The other future bump in the road is that voluntary BVD control schemes can only take us so far. They rely on farmers calculating that paying to control BVD will be a good investment. Economic modeling shiws that strategic BVD control plans are likely to pay for themselves now, but as BVD becomes less and less common in dairy herds, the average benefit: cost ratio for BVD control will go down. Eventually, voluntary BVD control will make less sense. On our current trajectory, BVD incidence in dairy herds will likely stabilize wherever the 'average' disease cost over many years balances out the cost of paying for control measures every year. The risk with stopping there is that BVD will be less common, so more cows/herds will be naïve. This means that when BVD strikes, outbreaks will be more costly, on average, than they are now, as naïve herds experience the biggest impacts on production and fertility when exposed to BVD. In this scenario, the few farms that get outbreaks each year will pay the industry's entire disease cost.

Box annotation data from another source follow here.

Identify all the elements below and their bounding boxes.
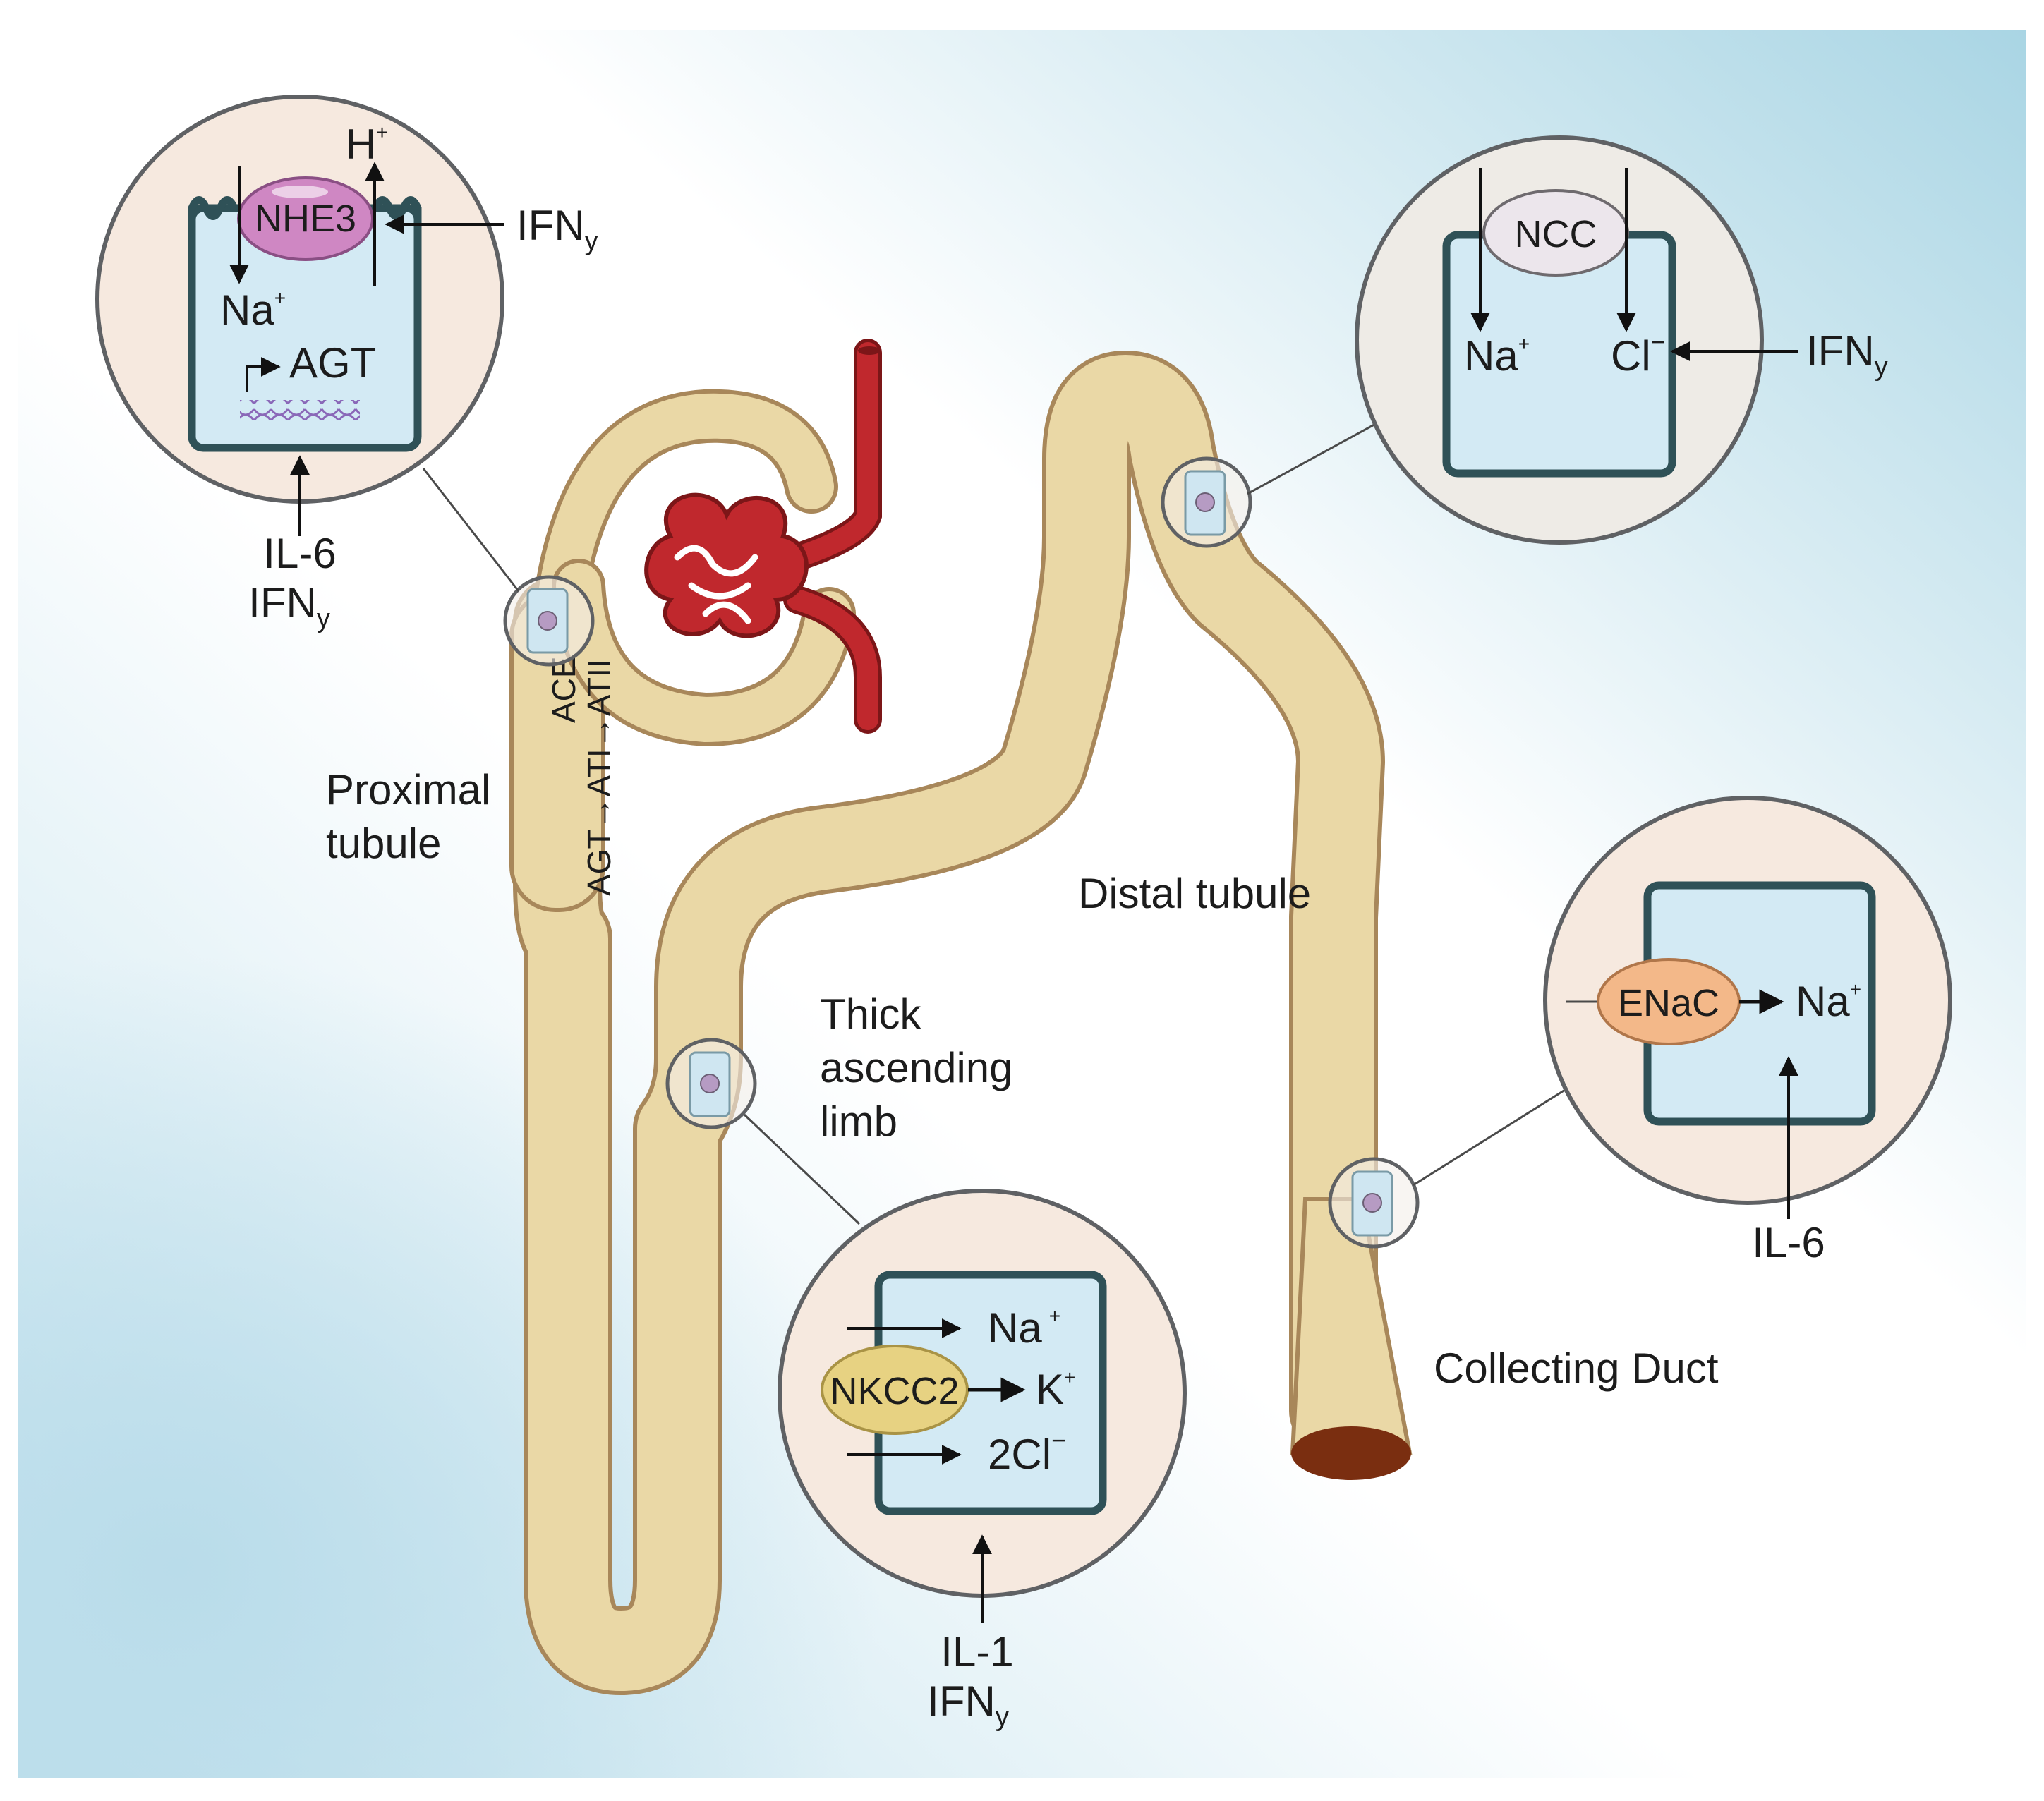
distal-na-label: Na+ xyxy=(1464,332,1530,380)
ace-text: ACE xyxy=(545,656,582,723)
collecting-na-label: Na+ xyxy=(1796,978,1861,1025)
thick-il1-label: IL-1 xyxy=(941,1628,1013,1675)
thick-ifny-label: IFNy xyxy=(927,1678,1009,1732)
marker-distal xyxy=(1161,456,1252,548)
callout-distal: NCC Na+ Cl− IFNy xyxy=(1355,135,1888,545)
duct-opening xyxy=(1291,1426,1411,1480)
marker-proximal xyxy=(503,575,595,667)
ras-cascade-text: AGT→ATI→ATII xyxy=(581,659,617,896)
dna-icon xyxy=(240,400,360,420)
proximal-ifny-bottom-label: IFNy xyxy=(248,579,330,633)
nkcc2-transporter xyxy=(821,1345,969,1435)
tubule-ras-text: ACE AGT→ATI→ATII xyxy=(545,656,617,896)
location-markers xyxy=(503,456,1420,1249)
distal-cl-label: Cl− xyxy=(1611,327,1666,380)
proximal-ifny-label: IFNy xyxy=(516,202,598,256)
glomerulus xyxy=(644,339,882,734)
enac-label: ENaC xyxy=(1618,982,1719,1024)
thick-na-label: Na+ xyxy=(988,1304,1060,1352)
label-distal-tubule: Distal tubule xyxy=(1078,870,1311,917)
callout-proximal: NHE3 H+ Na+ AGT IFNy IL-6 IFNy xyxy=(95,95,598,633)
nhe3-label: NHE3 xyxy=(255,198,356,240)
h-ion-label: H+ xyxy=(346,121,388,168)
nkcc2-label: NKCC2 xyxy=(830,1370,959,1412)
marker-collecting xyxy=(1328,1157,1420,1249)
callout-collecting: ENaC Na+ IL-6 xyxy=(1543,796,1952,1266)
agt-gene-label: AGT xyxy=(289,339,376,387)
proximal-il6-label: IL-6 xyxy=(263,530,336,577)
callout-thick-ascending: Na+ NKCC2 K+ 2Cl− IL-1 IFNy xyxy=(778,1189,1187,1732)
ncc-label: NCC xyxy=(1515,213,1597,255)
collecting-il6-label: IL-6 xyxy=(1752,1219,1825,1266)
label-collecting-duct: Collecting Duct xyxy=(1434,1345,1719,1392)
marker-thick-ascending xyxy=(665,1038,757,1129)
na-ion-label: Na+ xyxy=(220,286,286,334)
thick-k-label: K+ xyxy=(1036,1366,1075,1413)
connector-lines xyxy=(422,420,1566,1225)
thick-cl-label: 2Cl− xyxy=(988,1426,1066,1478)
distal-ifny-label: IFNy xyxy=(1806,327,1888,382)
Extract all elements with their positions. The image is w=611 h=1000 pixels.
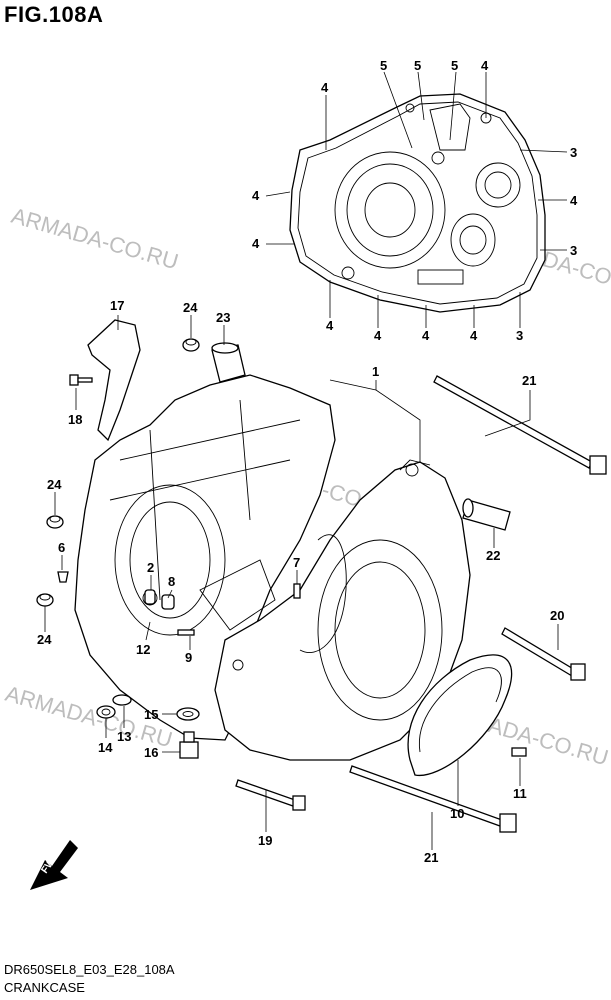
callout-19: 19: [258, 833, 272, 848]
callout-4: 4: [422, 328, 430, 343]
bolt-21: [433, 375, 607, 475]
bushing-22: [462, 498, 511, 531]
dowel-pin-6: [57, 571, 69, 583]
leader-lines: [44, 71, 568, 850]
callout-11: 11: [513, 786, 527, 801]
callout-10: 10: [450, 806, 464, 821]
callout-6: 6: [58, 540, 65, 555]
bolt-18: [69, 374, 93, 386]
bolt-9: [177, 629, 195, 636]
bolt-20: [501, 627, 586, 681]
callout-18: 18: [68, 412, 82, 427]
callout-4: 4: [470, 328, 478, 343]
figure-title: FIG.108A: [4, 2, 104, 27]
diagram-name: CRANKCASE: [4, 980, 85, 995]
callout-3: 3: [570, 145, 577, 160]
fwd-arrow-icon: FWD: [30, 840, 78, 890]
crankcase-right-half: [214, 459, 471, 761]
watermark: ARMADA-CO.RU: [9, 203, 182, 275]
callout-9: 9: [185, 650, 192, 665]
callout-24: 24: [183, 300, 198, 315]
crankcase-left-half: [74, 374, 336, 741]
callout-3: 3: [516, 328, 523, 343]
callout-7: 7: [293, 555, 300, 570]
callout-12: 12: [136, 642, 150, 657]
bolt-11: [511, 747, 527, 757]
dowel-pin-2: [144, 589, 156, 605]
callout-4: 4: [252, 188, 260, 203]
filter-14: [96, 705, 116, 719]
nut-24: [182, 338, 200, 352]
callout-labels: 4 5 5 5 4 3 4 4 4 3 4 4 4 4 3 17 24 23 1…: [37, 58, 578, 865]
callout-21: 21: [522, 373, 536, 388]
callout-17: 17: [110, 298, 124, 313]
callout-21: 21: [424, 850, 438, 865]
callout-2: 2: [147, 560, 154, 575]
callout-24: 24: [47, 477, 62, 492]
callout-4: 4: [570, 193, 578, 208]
callout-4: 4: [252, 236, 260, 251]
diagram-code: DR650SEL8_E03_E28_108A: [4, 962, 175, 977]
callout-3: 3: [570, 243, 577, 258]
callout-23: 23: [216, 310, 230, 325]
callout-4: 4: [326, 318, 334, 333]
plate-10: [407, 654, 513, 776]
callout-5: 5: [451, 58, 458, 73]
nut-24: [36, 593, 54, 607]
callout-22: 22: [486, 548, 500, 563]
callout-16: 16: [144, 745, 158, 760]
callout-1: 1: [372, 364, 379, 379]
bolt-7: [293, 583, 301, 599]
washer-15: [176, 707, 200, 721]
bolt-21: [349, 765, 517, 833]
bolt-19: [235, 779, 306, 811]
callout-20: 20: [550, 608, 564, 623]
callout-5: 5: [380, 58, 387, 73]
callout-14: 14: [98, 740, 113, 755]
callout-15: 15: [144, 707, 158, 722]
callout-24: 24: [37, 632, 52, 647]
o-ring-13: [112, 694, 132, 706]
callout-4: 4: [321, 80, 329, 95]
callout-13: 13: [117, 729, 131, 744]
callout-4: 4: [374, 328, 382, 343]
bushing-23: [211, 342, 246, 383]
crankcase-cover: [289, 93, 546, 313]
plug-16: [179, 731, 199, 759]
callout-4: 4: [481, 58, 489, 73]
dowel-pin-8: [161, 594, 175, 610]
callout-8: 8: [168, 574, 175, 589]
bracket-17: [87, 319, 141, 442]
nut-24: [46, 515, 64, 529]
callout-5: 5: [414, 58, 421, 73]
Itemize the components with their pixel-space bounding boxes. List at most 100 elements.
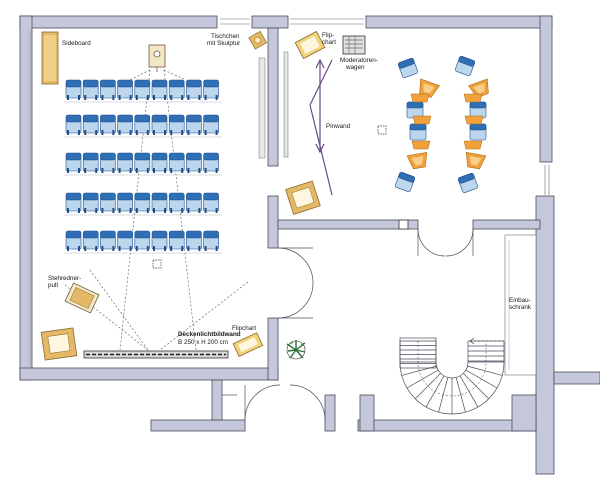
audience-chair — [100, 79, 116, 100]
corner-table — [40, 327, 78, 361]
audience-chair — [151, 152, 168, 173]
table-segment — [406, 151, 428, 170]
label-einbauschrank-1: Einbau- — [509, 297, 531, 304]
audience-chair — [203, 152, 219, 173]
sideboard — [41, 31, 59, 85]
audience-chair — [82, 192, 99, 213]
meeting-chair — [455, 56, 475, 76]
meeting-chair — [469, 123, 487, 141]
meeting-chair — [398, 58, 418, 78]
audience-chair — [203, 79, 219, 100]
table-segment — [465, 151, 487, 170]
audience-chair — [65, 79, 82, 100]
audience-chair — [117, 114, 133, 135]
projector-icon — [148, 44, 166, 72]
partition-shelf — [258, 57, 266, 159]
audience-chair — [100, 114, 116, 135]
audience-chair — [117, 192, 133, 213]
audience-chair — [203, 230, 219, 251]
label-flipchart-top-1: Flip- — [322, 32, 334, 39]
plant-icon — [286, 340, 306, 360]
audience-chair — [168, 192, 185, 213]
table-segment — [463, 140, 483, 150]
meeting-chair — [469, 101, 487, 119]
label-stehrednerpult-2: pult — [48, 282, 58, 289]
audience-chair — [65, 192, 82, 213]
audience-chair — [117, 152, 133, 173]
small-table — [248, 30, 268, 50]
meeting-chair — [458, 173, 478, 193]
label-deckenlichtbildwand-1: Deckenlichtbildwand — [178, 331, 241, 338]
label-deckenlichtbildwand-2: B 250 x H 200 cm — [178, 339, 228, 346]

These challenges highlight the need for a coordinated national eradication scheme. All countries that have successfully eradicated BVD have done so through a compulsory scheme, so if we are serious about BVD eradication, this will be the way forward. BVD Free NZ estimates eradicating BVD in a coordinated way would take between 5 and 10 years and would have a benefit: cost ratio of 1.8.
So, for now, keep doing what makes sense; working with your vet to implement farm specific BVD control plans.
Amanda Kilby is a technical veterinarian with MSD Animal Health.